Thursday, November 14, 2013

Book Review: Bridget Jones: Mad About The Boy by Helen Fielding

Bridget Jones Mad About the Boy by Helen Fielding 9.21 p.m. Is it morally wrong to get a blow dry when I may have undetectable nit eggs at the start of their seven-day cycle?
9.25 p.m. Yes. It is morally wrong. Maybe Mabel and Billy should not go to play dates either?
9.30 p.m. Also feel should tell Roxster truth about nits, as lies are bad in a relationship. But maybe, in this case, lies better than lice?
9.35 p.m. Nits seem to be throwing up unfeasible number of modern moral dilemmas.
- Bridget Jones: Mad About The Boy

When I heard Helen Fielding had released a new Bridget Jones novel, I knew I had to get my hands on it, regardless of the critical reviews, and I was very happy to receive this book as a birthday present in October. The hardcover edition is particularly pleasing, as it's been a while since I experienced the new-book, hardcover Harry Potter smell.

Bridget is now 50, with two young children, and, crucially, is a widow. Mark Darcy has been dead for four years, and Bridget, although still mourning him, is attempting to get back on the horse...via Twitter. Some have criticised the novel for not being true to Bridget's voice, but I find it highly unlikely that Fielding would have been able to please everyone, whatever direction she chose.

Fielding could have written Bridget and Darcy raising two kids together in a happy marriage, battling with school places, sex in marriage, and perhaps even 'mommy blogging' (a modern day Bridget would undoubtedly have been a part of this blogging community). Fielding chose not to go down this route, and used a bit more of her own experiences in raising two young children as a single mum and being back on the dating scene in her 50s.

There are some genuinely hilarious moments, and I had to stifle laughter several times on the train. My favourite moments includes Bridget's Freudian slip when referring to her screenplay 'The Leaves in his Hair' as 'the nits in his hair' while texting her toy-boy under the table in important meeting re: her children possibly having nits. There are also some sad parts, not least Bridget's memories of Mark Darcy, but the most sentimental part I felt was at the end. Bridget's father has passed away, and her mother, as full of life as ever, is living in a retirement home with her best friend, also a widow. Bridget and her mother have a similar relationship to the previous two books, but only at the end of the book do we see Bridget and her mother reconcile and tell each other how they really feel.

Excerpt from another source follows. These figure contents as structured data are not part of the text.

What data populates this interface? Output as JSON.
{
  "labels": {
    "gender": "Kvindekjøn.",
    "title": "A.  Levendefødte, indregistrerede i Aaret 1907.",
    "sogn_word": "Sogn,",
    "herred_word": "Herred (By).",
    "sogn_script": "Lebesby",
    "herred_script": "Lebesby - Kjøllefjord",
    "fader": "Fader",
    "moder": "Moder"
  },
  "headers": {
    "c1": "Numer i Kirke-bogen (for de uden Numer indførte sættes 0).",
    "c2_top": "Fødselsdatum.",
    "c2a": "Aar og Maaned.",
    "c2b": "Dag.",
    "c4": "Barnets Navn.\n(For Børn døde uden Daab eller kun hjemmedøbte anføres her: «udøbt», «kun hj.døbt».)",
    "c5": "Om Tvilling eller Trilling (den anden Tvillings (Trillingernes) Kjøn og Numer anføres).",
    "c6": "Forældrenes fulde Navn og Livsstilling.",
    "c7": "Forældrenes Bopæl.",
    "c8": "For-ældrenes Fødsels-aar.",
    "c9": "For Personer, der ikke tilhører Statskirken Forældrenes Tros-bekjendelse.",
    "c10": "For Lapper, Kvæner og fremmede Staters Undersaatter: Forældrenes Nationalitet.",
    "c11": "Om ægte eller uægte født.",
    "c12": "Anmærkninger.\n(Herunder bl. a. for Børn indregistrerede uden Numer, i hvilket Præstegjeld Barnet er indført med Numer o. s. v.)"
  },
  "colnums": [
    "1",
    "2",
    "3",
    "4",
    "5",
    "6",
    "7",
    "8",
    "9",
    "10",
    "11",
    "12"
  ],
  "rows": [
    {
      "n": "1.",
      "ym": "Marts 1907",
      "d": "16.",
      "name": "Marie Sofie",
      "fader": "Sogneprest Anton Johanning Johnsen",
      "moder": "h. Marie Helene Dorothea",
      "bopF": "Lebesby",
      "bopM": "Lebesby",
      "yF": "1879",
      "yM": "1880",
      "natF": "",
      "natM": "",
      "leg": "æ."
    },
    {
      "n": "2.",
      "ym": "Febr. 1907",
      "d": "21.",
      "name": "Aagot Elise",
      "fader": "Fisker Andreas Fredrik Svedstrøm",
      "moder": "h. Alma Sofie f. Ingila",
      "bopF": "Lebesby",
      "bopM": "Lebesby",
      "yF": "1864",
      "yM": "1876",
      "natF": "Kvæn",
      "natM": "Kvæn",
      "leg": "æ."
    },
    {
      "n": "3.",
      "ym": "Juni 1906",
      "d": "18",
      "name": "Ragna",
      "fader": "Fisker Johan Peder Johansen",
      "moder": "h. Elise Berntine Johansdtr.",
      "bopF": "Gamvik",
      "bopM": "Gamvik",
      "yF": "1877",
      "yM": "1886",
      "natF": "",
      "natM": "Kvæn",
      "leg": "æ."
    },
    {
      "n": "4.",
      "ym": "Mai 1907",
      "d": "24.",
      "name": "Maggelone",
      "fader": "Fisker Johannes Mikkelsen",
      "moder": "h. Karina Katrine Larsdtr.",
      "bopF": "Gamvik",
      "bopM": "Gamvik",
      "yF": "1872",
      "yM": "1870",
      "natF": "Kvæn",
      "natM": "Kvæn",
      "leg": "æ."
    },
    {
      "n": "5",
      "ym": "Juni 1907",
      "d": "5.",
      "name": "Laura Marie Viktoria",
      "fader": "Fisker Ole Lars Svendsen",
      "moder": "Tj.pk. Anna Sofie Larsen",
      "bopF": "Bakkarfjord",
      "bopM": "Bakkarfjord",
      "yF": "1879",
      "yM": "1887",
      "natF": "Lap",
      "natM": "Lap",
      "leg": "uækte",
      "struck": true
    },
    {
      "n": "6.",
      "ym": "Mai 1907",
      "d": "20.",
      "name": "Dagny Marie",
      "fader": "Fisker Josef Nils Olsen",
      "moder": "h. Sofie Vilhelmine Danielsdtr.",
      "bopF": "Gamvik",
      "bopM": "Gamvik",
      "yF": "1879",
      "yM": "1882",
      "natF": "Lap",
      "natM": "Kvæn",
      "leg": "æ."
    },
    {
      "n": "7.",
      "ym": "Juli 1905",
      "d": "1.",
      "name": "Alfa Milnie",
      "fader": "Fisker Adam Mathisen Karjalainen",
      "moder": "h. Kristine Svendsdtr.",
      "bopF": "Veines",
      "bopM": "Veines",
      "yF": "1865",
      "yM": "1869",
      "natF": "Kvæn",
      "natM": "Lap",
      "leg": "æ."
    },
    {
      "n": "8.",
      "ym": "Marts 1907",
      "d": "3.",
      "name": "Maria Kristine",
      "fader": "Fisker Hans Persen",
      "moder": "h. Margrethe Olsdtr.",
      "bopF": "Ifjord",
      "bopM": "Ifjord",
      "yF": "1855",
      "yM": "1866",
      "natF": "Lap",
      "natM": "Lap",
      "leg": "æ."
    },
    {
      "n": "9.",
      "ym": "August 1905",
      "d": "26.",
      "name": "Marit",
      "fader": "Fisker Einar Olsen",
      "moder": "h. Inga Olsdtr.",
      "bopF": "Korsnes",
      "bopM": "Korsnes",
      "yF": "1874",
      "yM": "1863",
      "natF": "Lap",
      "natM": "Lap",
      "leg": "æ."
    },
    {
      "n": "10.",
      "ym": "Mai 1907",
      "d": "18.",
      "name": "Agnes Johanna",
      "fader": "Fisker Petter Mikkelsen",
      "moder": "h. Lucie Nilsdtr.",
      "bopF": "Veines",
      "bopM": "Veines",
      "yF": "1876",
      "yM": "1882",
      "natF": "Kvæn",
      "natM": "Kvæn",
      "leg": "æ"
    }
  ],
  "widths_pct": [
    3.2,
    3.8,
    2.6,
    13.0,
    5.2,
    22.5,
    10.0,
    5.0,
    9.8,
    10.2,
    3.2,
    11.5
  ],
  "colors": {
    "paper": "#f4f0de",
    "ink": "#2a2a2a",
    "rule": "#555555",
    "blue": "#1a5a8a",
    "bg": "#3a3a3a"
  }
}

It is interesting to think about what the reception would have been to this book had it been Fielding's first Bridget novel. Readers are inclined to give 50 year old Bridget a pass with regard to her thoughts and behaviour, as we already know Bridget from her adventures in her 30s and have prior affection for her. However, 50 year old Bridget, taken as an independent entity, can come off as incredibly privileged, immature and spoilt. She lives in a good part of London, has zero financial worries and hardly any responsibilities, she has enough money that she doesn't need to work, has a nanny and a cleaner, a group of supportive close friends, and children at a fee paying school. For many (most) of us in terms of finances, she's living the dream- yet remains, as ever, "mad about the boy".

Overall, despite the book and Bridget's faults, my enjoyment of the book came down to the nostalgic pleasure of spending time with an old friend, and one who makes you laugh, at that. I think this book would make a good gift for those who were fans of Bridget's previous diaries.

Rating: 3/5. Buy the book: Paperback / Kindle. Follow me: Goodreads / Twitter / Bloglovin


2 comments:

  1. Saw this book when I was at the airport a few weeks ago and thought about buying it but passed. I never read the first books (only saw the movies) so I'm not sure if I'd connect with it as well. Seeing as you've read the first ones and still only gave it a 3/5 I'm thinking I made the right decision in not getting it. Thanks for the insight. xx

    ReplyDelete
    Replies
    1. Thanks for your comment- I'm a big fan of your blog!
      I think I'd definitely start at the first book if you're a fan of the movies, and leave this one 'till last.